It wasn’t a happy weekend for the Manchester United supporters as the English giants failed to grab three points against struggling Sunderland. Wahbi Khazri's first-half strike and David de Gea's late own goal gave the Black Cats a vital victory at the Stadium of Light.
The Red Devils have had a disastrous run his season and this loss has added to their misery.
Now, John O'Shea, the current Sunderland captain and former Manchester United centre-back, has given his thoughts on United's recent form. The Black Cat is shocked to see how badly the club has degraded under Louis van Gaal's reign and, although he was happy to be on the winning side at the weekend, he insists that he feels for his former club.
O'Shea believes United are not the same
O'Shea believes that Manchester United's troubles don't seem to end when it comes to injuries. The robust defender feels as though the never-ending injuries have affected the momentum of the team, which has eventually meant it's become difficult for them to "retain their aura".

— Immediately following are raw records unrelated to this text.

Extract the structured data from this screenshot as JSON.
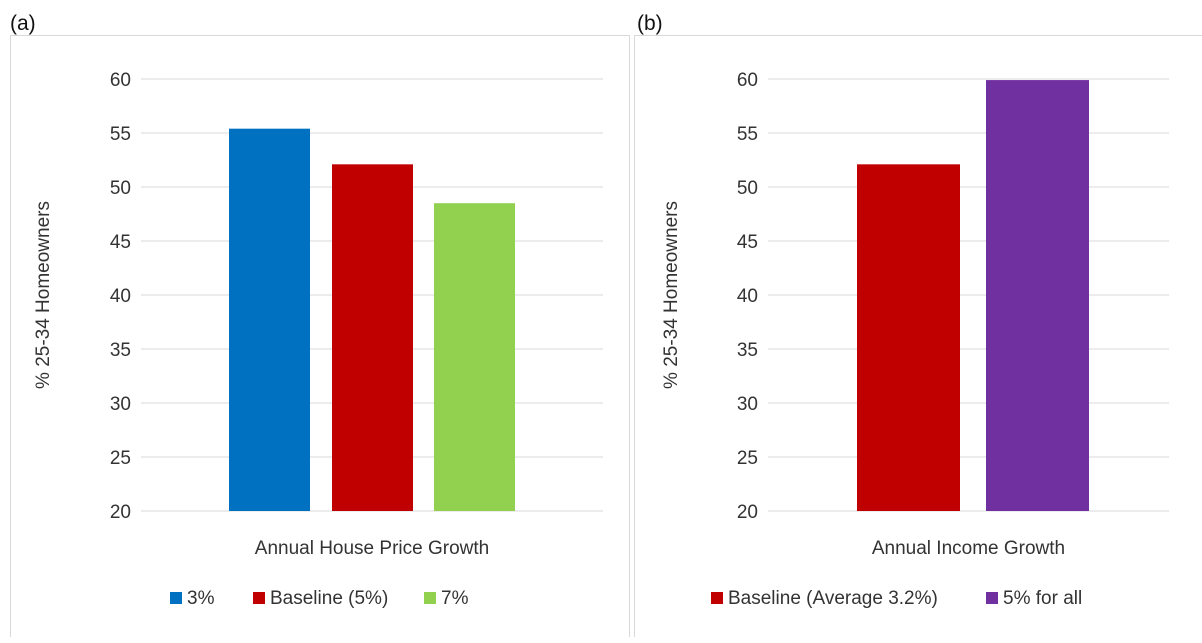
{
  "panels": [
    {
      "label": "(a)"
    },
    {
      "label": "(b)"
    }
  ],
  "chart_data": [
    {
      "type": "bar",
      "categories": [
        "Annual House Price Growth"
      ],
      "xlabel": "Annual House Price Growth",
      "ylabel": "% 25-34 Homeowners",
      "ylim": [
        20,
        60
      ],
      "yticks": [
        20,
        25,
        30,
        35,
        40,
        45,
        50,
        55,
        60
      ],
      "grid": true,
      "legend_position": "bottom",
      "series": [
        {
          "name": "3%",
          "values": [
            55.4
          ],
          "color": "#0070C0"
        },
        {
          "name": "Baseline (5%)",
          "values": [
            52.1
          ],
          "color": "#C00000"
        },
        {
          "name": "7%",
          "values": [
            48.5
          ],
          "color": "#92D050"
        }
      ]
    },
    {
      "type": "bar",
      "categories": [
        "Annual Income Growth"
      ],
      "xlabel": "Annual Income Growth",
      "ylabel": "% 25-34 Homeowners",
      "ylim": [
        20,
        60
      ],
      "yticks": [
        20,
        25,
        30,
        35,
        40,
        45,
        50,
        55,
        60
      ],
      "grid": true,
      "legend_position": "bottom",
      "series": [
        {
          "name": "Baseline (Average 3.2%)",
          "values": [
            52.1
          ],
          "color": "#C00000"
        },
        {
          "name": "5% for all",
          "values": [
            59.9
          ],
          "color": "#7030A0"
        }
      ]
    }
  ]
}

Louis van Gaal has been rumoured to face the sack in recent times because of the disappointing results the team has achieved in his management. His failed tactics and not-so-successful philosophy has lowered the status of the club. The might of the club has fallen ever since LvG’s 'process' has gone in vain.
The charm of the club has been consequently lost with the consistently unsatisfying results - O'Shea himself admitting that the English giants have plenty of talented players amongst their ranks, but the fullbacks performed well to isolate their effectiveness in the final third. He adds that Manchester United do not have the same number of skillful players right now as they did back in the years under the guidance of Sir Alex Ferguson.
The game against the Black Cats ended in a 2-1 result, as Manchester United now stand 5th in the Premier League table. What could have been a comfortable three points ended in a disappointing result, and the morale continues to lower within the first-team at Old Trafford.